Y a-t-il eu un "effet césar" ?
— À l’évidence. Il y a d’abord eu un effet Audiard. Des rôles aussi riches que celui de Carla sont rares. En le lisant, je me suis dit que Dieu avait pointé son doigt sur moi [rires]. Sans faire un triomphe, le film a marqué les esprits. Quant au césar, il imprime un label qualité à votre travail. Après, il y a un petit moment de flottement, de redescente. J’en ai déjà parlé avec Karin Viard [césar de la meilleure actrice en 2000], qui est une amie.
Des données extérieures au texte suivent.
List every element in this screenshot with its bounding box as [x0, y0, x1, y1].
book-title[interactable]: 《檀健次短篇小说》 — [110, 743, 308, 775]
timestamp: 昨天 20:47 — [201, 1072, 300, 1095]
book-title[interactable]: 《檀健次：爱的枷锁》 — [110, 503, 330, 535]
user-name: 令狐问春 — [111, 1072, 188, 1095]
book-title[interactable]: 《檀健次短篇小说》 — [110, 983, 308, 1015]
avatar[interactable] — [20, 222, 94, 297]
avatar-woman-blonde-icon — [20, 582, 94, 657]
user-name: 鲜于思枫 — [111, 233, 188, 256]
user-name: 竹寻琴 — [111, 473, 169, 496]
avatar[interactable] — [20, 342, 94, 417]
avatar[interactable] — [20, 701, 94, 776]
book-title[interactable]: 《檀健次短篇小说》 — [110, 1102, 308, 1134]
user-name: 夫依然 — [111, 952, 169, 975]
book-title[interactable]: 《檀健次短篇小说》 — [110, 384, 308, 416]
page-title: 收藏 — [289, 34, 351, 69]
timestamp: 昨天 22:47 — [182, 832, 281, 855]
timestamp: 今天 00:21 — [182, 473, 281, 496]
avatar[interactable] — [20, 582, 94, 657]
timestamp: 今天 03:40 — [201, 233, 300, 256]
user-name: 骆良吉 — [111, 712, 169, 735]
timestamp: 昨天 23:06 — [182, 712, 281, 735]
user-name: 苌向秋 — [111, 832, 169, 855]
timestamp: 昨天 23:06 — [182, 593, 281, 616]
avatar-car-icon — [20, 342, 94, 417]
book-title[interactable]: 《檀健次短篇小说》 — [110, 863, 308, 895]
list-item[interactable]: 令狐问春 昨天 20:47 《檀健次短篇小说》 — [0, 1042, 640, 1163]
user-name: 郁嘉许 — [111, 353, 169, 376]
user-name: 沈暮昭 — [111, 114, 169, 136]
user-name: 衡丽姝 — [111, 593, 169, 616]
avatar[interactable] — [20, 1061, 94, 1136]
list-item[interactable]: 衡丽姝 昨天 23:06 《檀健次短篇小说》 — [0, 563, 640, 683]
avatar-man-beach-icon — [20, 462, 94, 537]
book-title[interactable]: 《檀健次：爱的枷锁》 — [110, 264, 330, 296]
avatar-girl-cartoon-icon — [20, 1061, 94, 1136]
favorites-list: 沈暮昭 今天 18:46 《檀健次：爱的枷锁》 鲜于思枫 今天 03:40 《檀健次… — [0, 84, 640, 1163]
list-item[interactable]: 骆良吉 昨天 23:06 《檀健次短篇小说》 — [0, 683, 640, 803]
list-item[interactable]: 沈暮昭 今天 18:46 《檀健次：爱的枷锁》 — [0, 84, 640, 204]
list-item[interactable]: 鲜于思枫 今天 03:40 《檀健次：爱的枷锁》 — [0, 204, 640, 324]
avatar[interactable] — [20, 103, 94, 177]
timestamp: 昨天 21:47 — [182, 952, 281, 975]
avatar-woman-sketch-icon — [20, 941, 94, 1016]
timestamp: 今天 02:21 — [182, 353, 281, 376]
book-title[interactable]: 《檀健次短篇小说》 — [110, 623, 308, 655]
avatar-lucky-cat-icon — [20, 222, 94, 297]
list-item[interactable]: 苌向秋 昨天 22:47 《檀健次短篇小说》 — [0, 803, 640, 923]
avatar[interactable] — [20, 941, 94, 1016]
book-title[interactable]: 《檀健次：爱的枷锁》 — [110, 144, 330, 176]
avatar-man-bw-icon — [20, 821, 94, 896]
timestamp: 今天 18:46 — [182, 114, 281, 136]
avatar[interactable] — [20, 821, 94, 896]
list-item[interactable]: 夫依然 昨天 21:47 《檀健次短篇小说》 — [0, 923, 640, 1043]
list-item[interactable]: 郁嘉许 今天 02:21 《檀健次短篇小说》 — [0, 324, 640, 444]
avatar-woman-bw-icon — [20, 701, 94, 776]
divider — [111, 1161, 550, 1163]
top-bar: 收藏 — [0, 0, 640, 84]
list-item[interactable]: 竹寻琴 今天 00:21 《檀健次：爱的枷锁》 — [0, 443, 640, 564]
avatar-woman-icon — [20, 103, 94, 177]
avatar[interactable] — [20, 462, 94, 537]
Tous les gens qui ont reçu la récompense le disent.

Depuis, vous alternez premiers et seconds rôles, comme dans À l’origine, de Xavier Giannoli, où vous incarnez une jeune veuve courageuse et enjouée.
— C’est une notion qui m’échappe un peu. C’est important d’être au premier plan, mais je ne refuserai jamais un bon rôle sous prétexte que je ne suis pas seule sur l’affiche. Le tournage du film de Xavier était dantesque, avec des grues et de la boue partout, mais l’ambiance était merveilleuse. Lui aussi est très drôle.

Vous ne refusez pas non plus de vous dénuder à l’écran.
— C’est vrai. C’est l’avantage du temps qui passe. Le regard des autres pèse moins. On s’ennuie tellement avec nos complexes, surtout dans ce métier. Le seul endroit où je stresse à mort, c’est Cannes. J’y vais souvent mais, rien à faire, je ne m’y habitue pas. Je me demande toujours si j’ai la bonne robe, si je ne suis pas trop ceci ou cela. Quel stress inutile ! Aujourd’hui, dans les magazines, on est "in" ou "out" et on passe d’une catégorie à l’autre sans même s’en rendre compte. Moi, je me sens out tout le temps ! [Rires.] Je me trouve toujours godiche sur un tapis rouge.

Quand vous n’êtes pas sur un tapis rouge, vous portez quoi pour séduire ?
— C’est très simple, je n’ai que deux uniformes : short en tweed ou jupe courte avec des collants et des cuissardes, ou bien le look de Diane Keaton dans Annie Hall, comme aujourd’hui. Je l’adore. En été, j’improvise plus.

Cela vous ennuie si l’on dit que vous jouez comme personne les godiches magnifiques ?
— Non, même si je vois davantage mes personnages comme des femmes en décalage. Certaines parlent sans réfléchir et disent ce que tout le monde pense tout bas, comme Lorraine, dans Ceux qui restent, d’Anne Le Ny, que j’ai adoré incarner. D’autres, comme Carla, dans Sur mes lèvres, paraissent inadaptées au monde qui les entoure. Mais elles sont moins sottes qu’il y paraît et finissent très souvent par infléchir leur destin.